Quando fazemos a comparação com o Spotify, vemos que o verdinho leva uma vantagem na descoberta de músicas no mainstream. No entanto, o recurso Daylist, que oferece atualizações ao longo do dia, compensa com uma curadoria mais apurada para aqueles que são apaixonados por som de alta fidelidade e qualidade, sem esquecer os gêneros de nicho.
Enquanto o Spotify foca no mainstream, o TIDAL se destaca com recomendações consistentes e playlists que misturam curaria humana com dados — Foto: Raphael Alves/TechTudo Recursos do TIDAL que chamaram minha atenção
- Áudio HiRes FLAC (24-bit/192 kHz) e Dolby Atmos inclusos em todos os planos pagos;
- Mais de 650.000 videoclipes e conteúdo exclusivo de artistas;
- Modo offline disponível em todos os planos, sem restrição de plano básico;
- TIDAL for Artists: painel completo para artistas gerenciarem estatísticas e lançamentos;
- TIDAL Spotlight: programa que paga US$ 1.000 para artistas cujas faixas entram em playlists editoriais;
- Customização de playlists com capas próprias;
- Plano Estudante com até 50% de desconto para universitários.

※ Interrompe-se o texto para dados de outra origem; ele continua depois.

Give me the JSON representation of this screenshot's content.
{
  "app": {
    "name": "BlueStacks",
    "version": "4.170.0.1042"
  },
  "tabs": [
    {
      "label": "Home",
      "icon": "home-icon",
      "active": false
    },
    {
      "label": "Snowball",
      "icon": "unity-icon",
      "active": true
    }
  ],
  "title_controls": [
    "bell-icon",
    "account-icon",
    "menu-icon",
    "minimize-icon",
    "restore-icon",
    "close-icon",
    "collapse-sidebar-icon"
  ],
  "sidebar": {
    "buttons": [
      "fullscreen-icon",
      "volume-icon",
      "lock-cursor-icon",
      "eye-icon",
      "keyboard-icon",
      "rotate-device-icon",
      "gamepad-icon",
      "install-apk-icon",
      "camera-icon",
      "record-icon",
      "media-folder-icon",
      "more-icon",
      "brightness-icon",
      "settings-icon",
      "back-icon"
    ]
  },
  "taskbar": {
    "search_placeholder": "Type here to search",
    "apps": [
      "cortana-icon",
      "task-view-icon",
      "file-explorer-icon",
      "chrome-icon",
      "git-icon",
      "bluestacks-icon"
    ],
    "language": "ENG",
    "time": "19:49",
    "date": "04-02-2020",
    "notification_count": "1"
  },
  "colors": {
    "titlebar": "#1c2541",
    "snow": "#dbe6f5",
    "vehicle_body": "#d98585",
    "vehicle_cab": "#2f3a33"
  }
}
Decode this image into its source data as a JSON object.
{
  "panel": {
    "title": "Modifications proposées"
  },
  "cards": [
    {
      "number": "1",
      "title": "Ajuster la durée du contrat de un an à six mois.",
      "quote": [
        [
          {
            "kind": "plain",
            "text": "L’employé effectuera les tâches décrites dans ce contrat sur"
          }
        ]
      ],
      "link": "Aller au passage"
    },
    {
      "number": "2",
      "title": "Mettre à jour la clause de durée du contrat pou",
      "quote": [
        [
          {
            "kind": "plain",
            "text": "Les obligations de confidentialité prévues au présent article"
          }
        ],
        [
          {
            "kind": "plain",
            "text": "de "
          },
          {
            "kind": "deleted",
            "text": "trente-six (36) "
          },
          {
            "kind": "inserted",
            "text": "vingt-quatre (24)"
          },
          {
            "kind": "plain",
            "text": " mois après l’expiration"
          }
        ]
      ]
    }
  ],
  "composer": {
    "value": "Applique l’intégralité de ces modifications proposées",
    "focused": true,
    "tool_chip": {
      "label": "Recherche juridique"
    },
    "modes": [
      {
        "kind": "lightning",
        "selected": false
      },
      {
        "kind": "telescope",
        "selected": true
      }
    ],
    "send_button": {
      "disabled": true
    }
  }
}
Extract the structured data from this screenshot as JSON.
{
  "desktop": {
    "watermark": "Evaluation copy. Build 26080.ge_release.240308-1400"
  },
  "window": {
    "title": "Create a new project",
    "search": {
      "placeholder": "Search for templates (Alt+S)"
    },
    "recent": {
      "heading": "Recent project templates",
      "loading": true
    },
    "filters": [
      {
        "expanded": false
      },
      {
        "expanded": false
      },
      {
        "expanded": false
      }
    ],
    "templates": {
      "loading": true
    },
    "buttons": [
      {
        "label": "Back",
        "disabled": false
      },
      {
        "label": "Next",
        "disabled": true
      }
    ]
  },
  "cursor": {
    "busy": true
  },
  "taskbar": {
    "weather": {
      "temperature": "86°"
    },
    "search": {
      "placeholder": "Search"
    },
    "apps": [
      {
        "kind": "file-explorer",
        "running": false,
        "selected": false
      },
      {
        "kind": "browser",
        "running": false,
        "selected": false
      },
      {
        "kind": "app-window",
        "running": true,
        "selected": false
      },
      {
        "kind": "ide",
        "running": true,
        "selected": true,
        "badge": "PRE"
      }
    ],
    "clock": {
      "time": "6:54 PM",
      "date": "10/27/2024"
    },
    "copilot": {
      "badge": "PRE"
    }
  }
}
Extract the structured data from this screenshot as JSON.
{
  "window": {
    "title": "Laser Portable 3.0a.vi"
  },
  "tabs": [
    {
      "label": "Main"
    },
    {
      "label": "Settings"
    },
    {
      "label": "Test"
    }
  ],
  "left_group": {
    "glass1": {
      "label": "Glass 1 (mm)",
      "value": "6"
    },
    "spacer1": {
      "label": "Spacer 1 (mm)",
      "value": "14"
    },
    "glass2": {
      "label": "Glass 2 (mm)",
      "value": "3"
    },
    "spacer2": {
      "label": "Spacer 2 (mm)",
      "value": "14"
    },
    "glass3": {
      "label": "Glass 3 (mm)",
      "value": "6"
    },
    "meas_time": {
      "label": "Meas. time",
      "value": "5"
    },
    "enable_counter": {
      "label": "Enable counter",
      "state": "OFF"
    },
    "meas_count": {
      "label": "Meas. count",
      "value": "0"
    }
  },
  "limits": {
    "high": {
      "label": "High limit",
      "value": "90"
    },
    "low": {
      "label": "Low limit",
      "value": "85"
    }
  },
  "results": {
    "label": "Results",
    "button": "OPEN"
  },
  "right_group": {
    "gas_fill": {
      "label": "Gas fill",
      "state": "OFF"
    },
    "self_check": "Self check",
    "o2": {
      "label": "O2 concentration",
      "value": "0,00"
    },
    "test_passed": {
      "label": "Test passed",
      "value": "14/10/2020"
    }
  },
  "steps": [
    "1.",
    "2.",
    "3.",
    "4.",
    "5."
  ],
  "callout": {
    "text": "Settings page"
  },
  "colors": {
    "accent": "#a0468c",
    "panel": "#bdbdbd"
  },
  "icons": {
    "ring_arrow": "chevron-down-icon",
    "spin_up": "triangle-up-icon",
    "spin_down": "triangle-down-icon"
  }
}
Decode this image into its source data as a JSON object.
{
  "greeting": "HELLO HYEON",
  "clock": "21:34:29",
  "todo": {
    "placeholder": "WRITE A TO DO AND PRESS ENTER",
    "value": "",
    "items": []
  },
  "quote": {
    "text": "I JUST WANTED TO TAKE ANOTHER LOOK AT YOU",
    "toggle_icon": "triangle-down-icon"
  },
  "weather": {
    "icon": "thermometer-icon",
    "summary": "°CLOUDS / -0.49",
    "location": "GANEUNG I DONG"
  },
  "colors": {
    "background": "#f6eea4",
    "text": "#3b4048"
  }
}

Vale a pena trocar o Spotify pelo TIDAL?
A resposta depende do seu perfil de uso. Se você está usando o Spotify gratuito com anúncios e quer uma possibilidade sem custo permanente, o TIDAL realmente não é essa opção, já que o plano gratuito foi encerrado lá atrás em 2024. Mas, se você já paga o Spotify Premium (ou cogita pagar), o TIDAL Individual sai por R$ 21,90/mês com qualidade de áudio muito superior, sem anúncios e com videoclipes exclusivos, em comparação aos R$ 23,90/mês do Spotify Premium Individual. O plano Família, dividido entre 6 pessoas, cai para menos de R$ 6 por pessoa/mês, saindo mais barato que o Spotify Premium Individual.
O TIDAL entrega realmente o que promete, e mesmo se você ainda estiver em dúvida, ele oferece o trial de 30 dias gratuitos, que acaba sendo tempo suficiente para decidir se vale a migração definitiva.